O Vivo entre os mortos... (Lc 24,5)
Ante as mulheres sofridas e atemorizadas que foram procurar
Jesus no túmulo, o anjo pergunta ‘por que procurais o vivente entre os
mortos?’.
As mulheres que procuram os seus filhos nas cadeias, nos
noticiários policiais, nas estatísticas dos Institutos de Medicina Legal, são
as mesmas que vivem entre túmulos, desviando o coração de balas perdidas e de
acidentes de motocicletas. São as mesmas que inalam o crack dos filhos viciados
e pagam aos traficantes com seu desespero.
Procuramos nós também Jesus no túmulo onde o puseram (ou
pusemos) para que não nos incomodasse e sempre voltamos à lápide tumular para
nos certificar que está bem fechada a entrada (ou seria a saída?).
Na quaresma eterna da caminhada das mulheres, vemos e
convivemos com milhares de mortos e muitas vezes não pensamos encontrar Jesus
entre eles. São os mortos pelo descaso da saúde pública, os que continuam
comendo lixo no país da fartura, os sedentos no país dos mananciais, os mortos
do sistema da justiça, dos que já nascem mortos socialmente. Buscamos Jesus nos
grandes túmulos suntuosos que chamamos catedrais, para que seu corpo inanimado,
inerte, repouse o sono dos séculos e não nos assombre a consciência de vez em
quando, permanecendo ali, bem quietinho, no sacrário de ouro.
Como é tranquila a paz dos cemitérios!
Como perturbam essas mulheres que vêm procurar o Nazareno! Deixem
que durma em paz, como numa derradeira manjedoura, pois o natal já passou.
No grande cemitério nacional assombrações de paletó e
gravata infernizam a vida do povo.
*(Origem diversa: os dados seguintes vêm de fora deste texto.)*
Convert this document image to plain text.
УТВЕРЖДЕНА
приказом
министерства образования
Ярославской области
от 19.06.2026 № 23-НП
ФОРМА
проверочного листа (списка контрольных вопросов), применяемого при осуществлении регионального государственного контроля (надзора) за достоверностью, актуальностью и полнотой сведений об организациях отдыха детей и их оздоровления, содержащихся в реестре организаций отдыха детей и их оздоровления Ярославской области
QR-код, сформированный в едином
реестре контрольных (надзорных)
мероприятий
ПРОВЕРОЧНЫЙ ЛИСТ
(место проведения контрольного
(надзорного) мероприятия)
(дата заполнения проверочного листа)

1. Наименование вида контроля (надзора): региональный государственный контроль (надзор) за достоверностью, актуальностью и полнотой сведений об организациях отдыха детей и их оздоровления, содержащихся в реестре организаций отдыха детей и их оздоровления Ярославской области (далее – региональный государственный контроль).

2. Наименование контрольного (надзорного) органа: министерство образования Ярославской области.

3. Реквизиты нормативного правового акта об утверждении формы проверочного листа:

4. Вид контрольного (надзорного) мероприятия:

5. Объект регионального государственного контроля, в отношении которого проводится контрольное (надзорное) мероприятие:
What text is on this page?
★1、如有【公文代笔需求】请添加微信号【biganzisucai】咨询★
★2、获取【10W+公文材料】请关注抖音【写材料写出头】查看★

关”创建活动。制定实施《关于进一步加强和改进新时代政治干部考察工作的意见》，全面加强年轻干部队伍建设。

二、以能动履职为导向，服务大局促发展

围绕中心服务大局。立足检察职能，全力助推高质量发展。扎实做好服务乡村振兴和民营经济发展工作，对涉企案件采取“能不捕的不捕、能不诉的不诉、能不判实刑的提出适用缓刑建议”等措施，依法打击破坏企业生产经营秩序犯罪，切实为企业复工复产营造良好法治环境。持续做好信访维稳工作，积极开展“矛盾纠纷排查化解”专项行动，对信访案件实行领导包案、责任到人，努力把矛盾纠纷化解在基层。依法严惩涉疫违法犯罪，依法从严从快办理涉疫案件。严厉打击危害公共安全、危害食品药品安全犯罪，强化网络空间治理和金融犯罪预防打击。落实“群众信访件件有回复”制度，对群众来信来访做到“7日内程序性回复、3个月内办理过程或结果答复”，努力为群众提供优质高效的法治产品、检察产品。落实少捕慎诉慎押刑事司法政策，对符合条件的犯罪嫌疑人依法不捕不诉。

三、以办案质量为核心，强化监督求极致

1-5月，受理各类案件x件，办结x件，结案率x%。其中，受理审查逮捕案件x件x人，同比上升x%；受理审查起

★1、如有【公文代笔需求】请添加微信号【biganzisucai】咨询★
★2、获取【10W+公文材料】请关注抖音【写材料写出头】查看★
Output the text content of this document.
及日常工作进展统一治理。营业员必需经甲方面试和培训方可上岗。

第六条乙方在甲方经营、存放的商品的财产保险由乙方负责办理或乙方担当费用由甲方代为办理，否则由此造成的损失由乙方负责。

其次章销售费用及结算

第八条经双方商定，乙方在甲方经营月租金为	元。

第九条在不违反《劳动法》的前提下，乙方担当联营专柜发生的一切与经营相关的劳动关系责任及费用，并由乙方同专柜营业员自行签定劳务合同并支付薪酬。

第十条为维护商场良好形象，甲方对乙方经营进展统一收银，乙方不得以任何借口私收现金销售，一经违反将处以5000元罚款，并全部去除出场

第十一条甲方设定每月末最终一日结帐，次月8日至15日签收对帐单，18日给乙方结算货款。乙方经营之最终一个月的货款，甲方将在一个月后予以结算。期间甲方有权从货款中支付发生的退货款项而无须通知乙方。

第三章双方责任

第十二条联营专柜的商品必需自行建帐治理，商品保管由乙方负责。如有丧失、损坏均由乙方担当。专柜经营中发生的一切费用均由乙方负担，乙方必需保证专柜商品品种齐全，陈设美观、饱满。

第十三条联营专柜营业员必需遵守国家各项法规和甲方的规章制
Desviam, subtraem, malversam, subjugam,
exploram, enriquecem, enriquecem, enriquecem, com o dinheiro amaldiçoado trinta
vezes, pois são o preço da escravidão de uma nação inteira. Quem era para mudar
mantém, quem era para redimir, corrompe, que era para libertar, aprisiona, são
os mortos vivos, vagando cegos pelo dinheiro e pelo poder de César.
Mas, por que procurais o Vivo dentre os mortos?
Ele tomou as vestes alvejadas no sangue do testemunho,
calçou as sandálias da liberdade, inaugurou o Dia do Senhor como numa Páscoa
eterna e plena, e agora anda livre nas estradas, soerguendo os irmãos e irmãs
debilitados nas esquinas, alimentando com o pão da partilha, criando pequenas
comunidades fraternas nas vielas e desvios dos grandes centros.
Mas, por que procurais o Vivo dentre os mortos?
Deixai que os mortos enterrem seus mortos, pois o Vivente
está ressuscitando pessoas e nações, está curando, está salvando o Homem do
próprio homem, reintroduzindo a humanidade perdida no coração de cada um e
pondo uma brasa ardente na língua dos pequeninos e uma flecha em seus corações,
para que a Palavra seja anunciada e transforme a realidade do cortejo, fúnebre
no qual estavam mergulhados, numa grande procissão festiva das bodas definitiva
do povo com seu Deus.
Mas, por que ainda procurais o Vivo dentre os mortos?
Ide agora e escutai essa boa nova, primeiro dentro de vós
mesmo e depois a anunciai aos doze de vossa comunidade e a Terra inteira. Hoje
é Páscoa, a Páscoa definitiva, a vitória da Vida sobre toda morte.